The recent initiatives to reinvigorate sales of Barbie (+9% sales growth) and Hot Wheels (+5% sales growth) are working. These two products combined represent 38% of gross sales. Action Figures/Building Sets and Games grew 21% in the quarter, led by surging sales of Toy Story 4 action figures. Mattel’s efforts to participate in blockbuster movies have begun to produce tangible results. An example: the company secured the “global toy partner” rights for the 2020 release of the Top Gun sequel.
Mattel’s strength in these two “Power Brands” segments is needed, as sales in the Fisher-Price/Thomas & Friends segment (the other “Top 3 Power Brand”), fell by 7%. Also, as Mattel is guiding for full-year 2019 revenues to be about flat, many of its products continue to lag. Sales of American Girl, for example, fell 23%. However, most of these other products were not management’s initial priority – we anticipate that these will improve or be pruned when they receive more attention.
The cost-cutting initiatives are ahead of schedule. Mattel’s targeted $754 million in run-rate savings by year-end 2019 are already completed, and another $100 million in run-rate savings are now targeted by year-end. This clearly is impressive.
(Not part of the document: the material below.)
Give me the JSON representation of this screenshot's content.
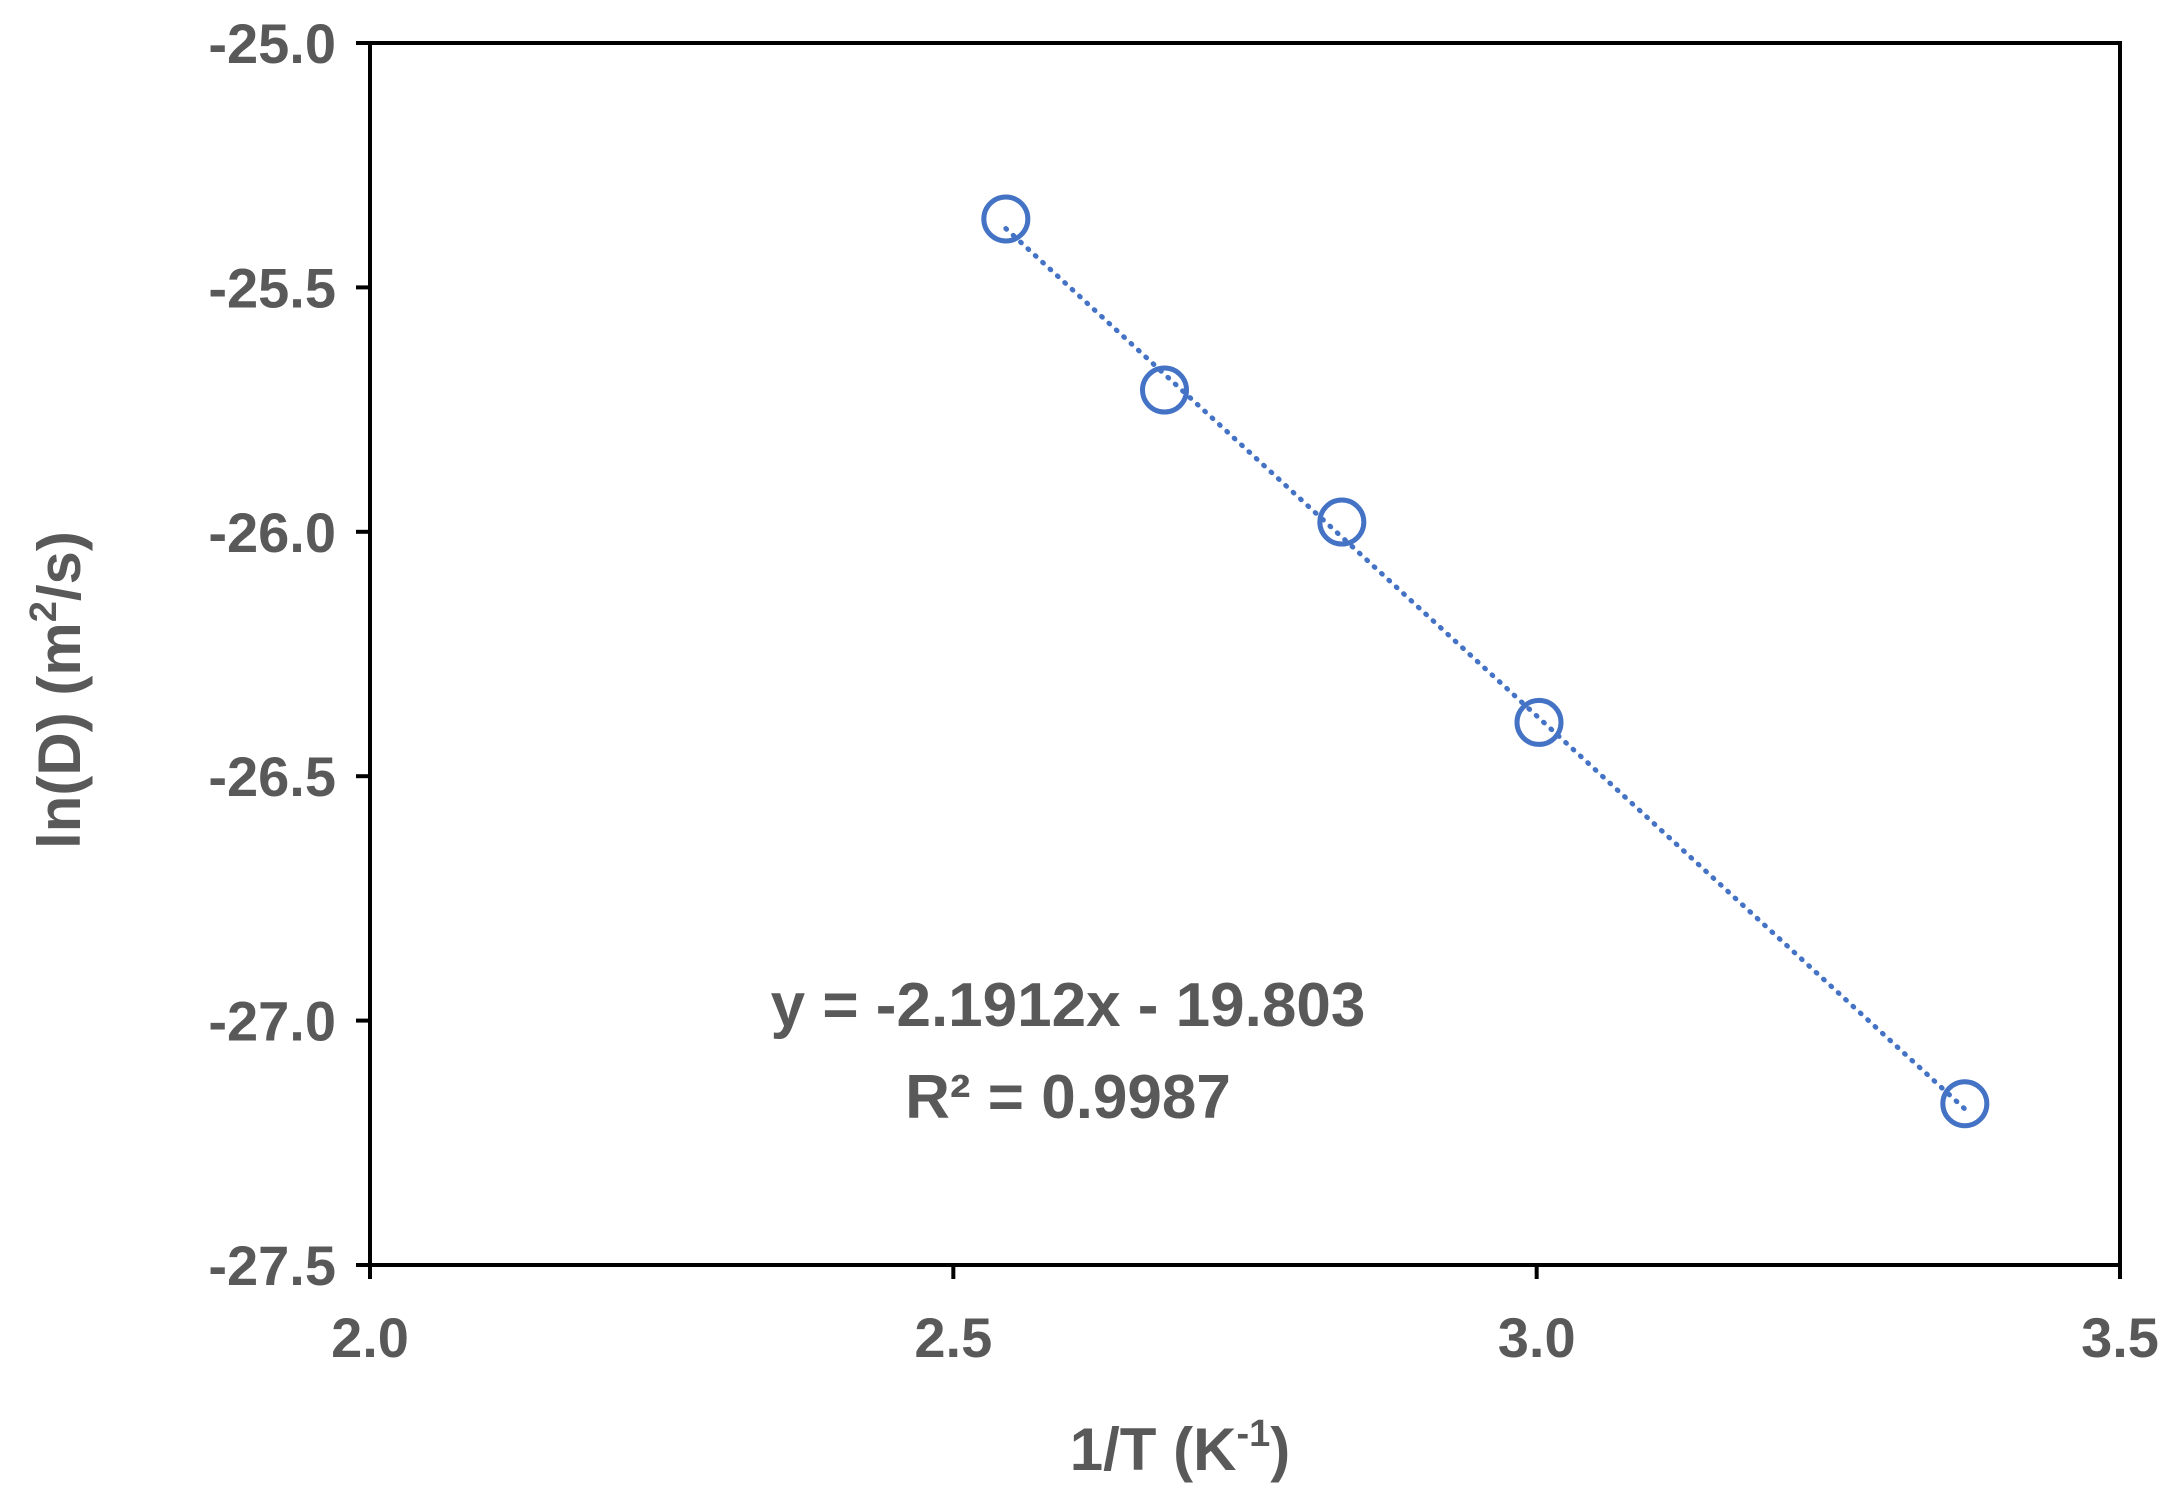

What we don’t know is how much of the anticipated $854 million in run-rate savings will drop to the bottom line. For example, let’s say $500 million of the run-rate savings is fully felt in 2019. Since management is guiding 2019 sales to be equal to 2018, all of the improvement in Adjusted EBITDA would come from cost savings. Management’s 2019 Adjusted EBITDA guide of $375 million (mid-point) implies a $100 million improvement over the $277 million (excluding the impact of the $80 million ToysRUs write-off) in 2018 Adjusted EBITDA. This would imply that as much as $400 million in savings has been reinvested. This reinvestment rate is probably strategically sound, but much higher than we initially expected. Over time, the company should produce higher profits from this reinvestment as well as from the falling away of any duplicative costs it creates.
From another perspective, the company commented that its Adjusted EBITDA would be $200 million higher in 2020, all-else being equal, compared to 2019. This would imply an Adjusted EBITDA in 2020 of perhaps $575 million.
Mattel’s debt/EBITDA leverage is being reduced by the higher EBITDA, as its debt remains unchanged from a year ago. Mattel remains committed to returning to investment grade.
We think Mattel’s outlook continues to brighten. New CEO Ynon Kreiz is improving on the cost-cutting program of his predecessors while boosting the chances of more profitable products and initiatives. Mattel’s total overhaul is not quite at the turn yet but it is clearly approaching it. While our $38 price target is a stretch, we leave it unchanged.
We continue to rate Mattel (MAT) shares a buy with a $38 price target.
Disclosure Note: One or more employees of the Publisher own MAT shares.